Alguns podem pensar “E daí? Cada um faz o que quer, cada um sabe de sua vida.” Certo?
 
Bom, todos sabemos que, uma empresa que não tem clientela acaba não vendendo seus produtos e, assim, indo à falência. Portanto, o tráfico não teria tanta força se não houvesse (muita) gente contribuindo.

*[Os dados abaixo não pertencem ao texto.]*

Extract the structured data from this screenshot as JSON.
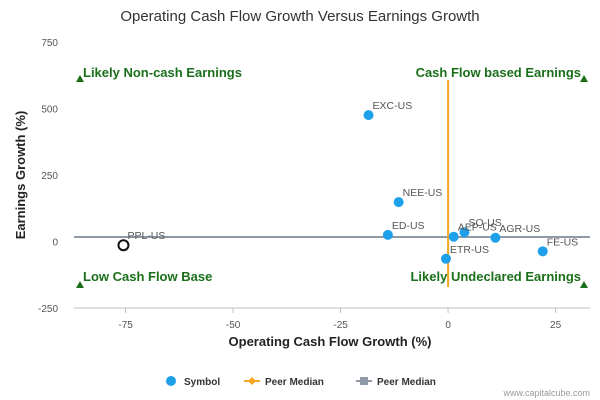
{
  "chart_data": {
    "type": "scatter",
    "title": "Operating Cash Flow Growth Versus Earnings Growth",
    "xlabel": "Operating Cash Flow Growth (%)",
    "ylabel": "Earnings Growth (%)",
    "xlim": [
      -87,
      33
    ],
    "ylim": [
      -250,
      750
    ],
    "xticks": [
      -75,
      -50,
      -25,
      0,
      25
    ],
    "yticks": [
      -250,
      0,
      250,
      500,
      750
    ],
    "grid": false,
    "points": [
      {
        "label": "EXC-US",
        "x": -18.5,
        "y": 475,
        "kind": "symbol"
      },
      {
        "label": "NEE-US",
        "x": -11.5,
        "y": 148,
        "kind": "symbol"
      },
      {
        "label": "ED-US",
        "x": -14,
        "y": 25,
        "kind": "symbol"
      },
      {
        "label": "ETR-US",
        "x": -0.5,
        "y": -65,
        "kind": "symbol"
      },
      {
        "label": "AEP-US",
        "x": 1.3,
        "y": 18,
        "kind": "symbol"
      },
      {
        "label": "SO-US",
        "x": 3.8,
        "y": 35,
        "kind": "symbol"
      },
      {
        "label": "AGR-US",
        "x": 11,
        "y": 14,
        "kind": "symbol"
      },
      {
        "label": "FE-US",
        "x": 22,
        "y": -37,
        "kind": "symbol"
      },
      {
        "label": "PPL-US",
        "x": -75.5,
        "y": -14,
        "kind": "highlight"
      }
    ],
    "peer_median_x": 0,
    "peer_median_y": 17,
    "quadrant_labels": {
      "top_left": "Likely Non-cash Earnings",
      "top_right": "Cash Flow based Earnings",
      "bottom_left": "Low Cash Flow Base",
      "bottom_right": "Likely Undeclared Earnings"
    },
    "legend": [
      {
        "label": "Symbol",
        "marker": "circle",
        "color": "#1ea0ea"
      },
      {
        "label": "Peer Median",
        "marker": "diamond-line",
        "color": "#f5a623"
      },
      {
        "label": "Peer Median",
        "marker": "square-line",
        "color": "#8e9aa6"
      }
    ],
    "legend_position": "bottom-center",
    "colors": {
      "symbol": "#1ea0ea",
      "median_x": "#f5a623",
      "median_y": "#8e9aa6",
      "quadrant": "#1a6f1a",
      "highlight": "#111111"
    }
  },
  "credit": "www.capitalcube.com"
}
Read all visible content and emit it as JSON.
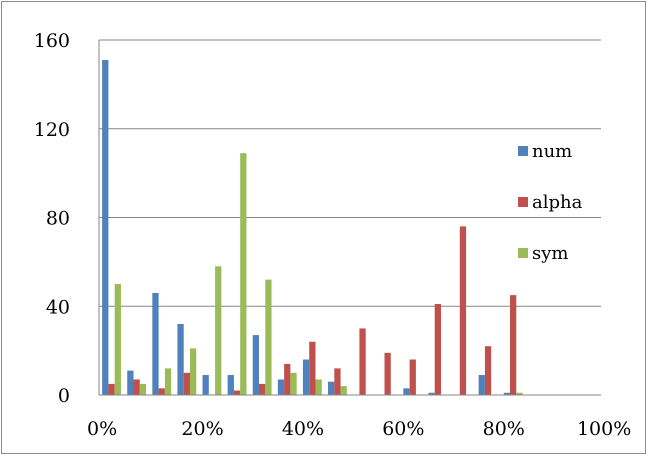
{
  "chart_data": {
    "type": "bar",
    "title": "",
    "xlabel": "",
    "ylabel": "",
    "ylim": [
      0,
      160
    ],
    "y_ticks": [
      "0",
      "40",
      "80",
      "120",
      "160"
    ],
    "x_ticks": [
      "0%",
      "20%",
      "40%",
      "60%",
      "80%",
      "100%"
    ],
    "categories": [
      "0%",
      "5%",
      "10%",
      "15%",
      "20%",
      "25%",
      "30%",
      "35%",
      "40%",
      "45%",
      "50%",
      "55%",
      "60%",
      "65%",
      "70%",
      "75%",
      "80%",
      "85%",
      "90%",
      "95%"
    ],
    "grid": true,
    "legend_position": "right",
    "series": [
      {
        "name": "num",
        "color": "#4F81BD",
        "values": [
          151,
          11,
          46,
          32,
          9,
          9,
          27,
          7,
          16,
          6,
          0,
          0,
          3,
          1,
          0,
          9,
          1,
          0,
          0,
          0
        ]
      },
      {
        "name": "alpha",
        "color": "#C0504D",
        "values": [
          5,
          7,
          3,
          10,
          0,
          2,
          5,
          14,
          24,
          12,
          30,
          19,
          16,
          41,
          76,
          22,
          45,
          0,
          0,
          0
        ]
      },
      {
        "name": "sym",
        "color": "#9BBB59",
        "values": [
          50,
          5,
          12,
          21,
          58,
          109,
          52,
          10,
          7,
          4,
          0,
          0,
          0,
          0,
          0,
          0,
          1,
          0,
          0,
          0
        ]
      }
    ]
  }
}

E não falo aqui da corrupção policial, também retratada no filme, que contribui com as armas e a "vista grossa". Pois é, falo do usuário, principal financiador do tráfico.
Encurtando o caminho entre uma coisa e outra, dá pra dizer que o pessoal auxiliava algumas crianças em alguns de seus problemas mas ajudavam a matar tantas outras, trabalhadoras da empresa do tráfico, que cresceu e ainda cresce devido à demanda.
E tem outra coisa, essa não retratada no filme: os exorbitantes gastos do estado (através dos nossos impostos!) com os problemas derivados do uso de drogas. Veja bem, nisso não está incluso só o tratamento daquele que usa, mas também custos de acidentes de trânsito, de trabalho, os homicídios...Fora o que a economia do país deixa de ganhar devido às faltas no trabalho e aposentadorias por invalidez física e psicológica.  Então, para os que insistem em enxergar o uso de drogas como um problema que “ninguém tem nada a ver com isso”, sugiro que façam uma poupança ou, quem sabe, um fundo de investimento. Não para a viagem pra Europa, o curso de francês, a casa própria. Poupem para pagar o prórpio tratamento! E para pagar os postes de luz que derrubarem na via pública, ou a pensão daquele que ficará com graves seqüelas físicas e mentais por ter sido atropelado por alguém que dirigia sob efeito de substâncias. Ou, quem sabe, para indenizar os filhos do homem morto durante um assalto. Dívida com traficante e fissura por drogas não esperam, e podem valer vidas. E para aqueles que ainda não se convenceram do potencial de alcance das suas ações, lembro que o acidentado, o assaltado, o lesado pode ser algum familiar desse cidadão que insiste no egoísmo, que continua achando que ninguém deve se meter em sua vida.
Nos últimos dias, boa parte de meus pensamentos têm sido dedicados àquela cena do filme onde um policial do BOPE esfrega a cara do "playboy maconheiro" (expressão eleita por alguns personagens do filme) no sangue do traficante baleado, perguntando se ele sabia quem o havia matado. "Foram vocês", responde ele. "Não, foi você. Você matou esse cara!", o policial grita para o rapaz atônito.
 
Vejam só, não falo querendo punir ou responsabilizar completamente os usuários de drogas. Seria extremamente reducionista ignorar a complexidade de um problema como esse. E razões sim, cada um tem as suas. Quero é instigar a reflexão. Afinal de contas, possuímos ou não todo um aparato cortical exclusivo à nossa espécie (leia-se cérebro humano) capaz de processar informações e tomar decisões mais adequadas? Então! Talvez seja isso o que falta para evitar ter a nossa cara esfregada no sangue dos mortos pelo tráfico.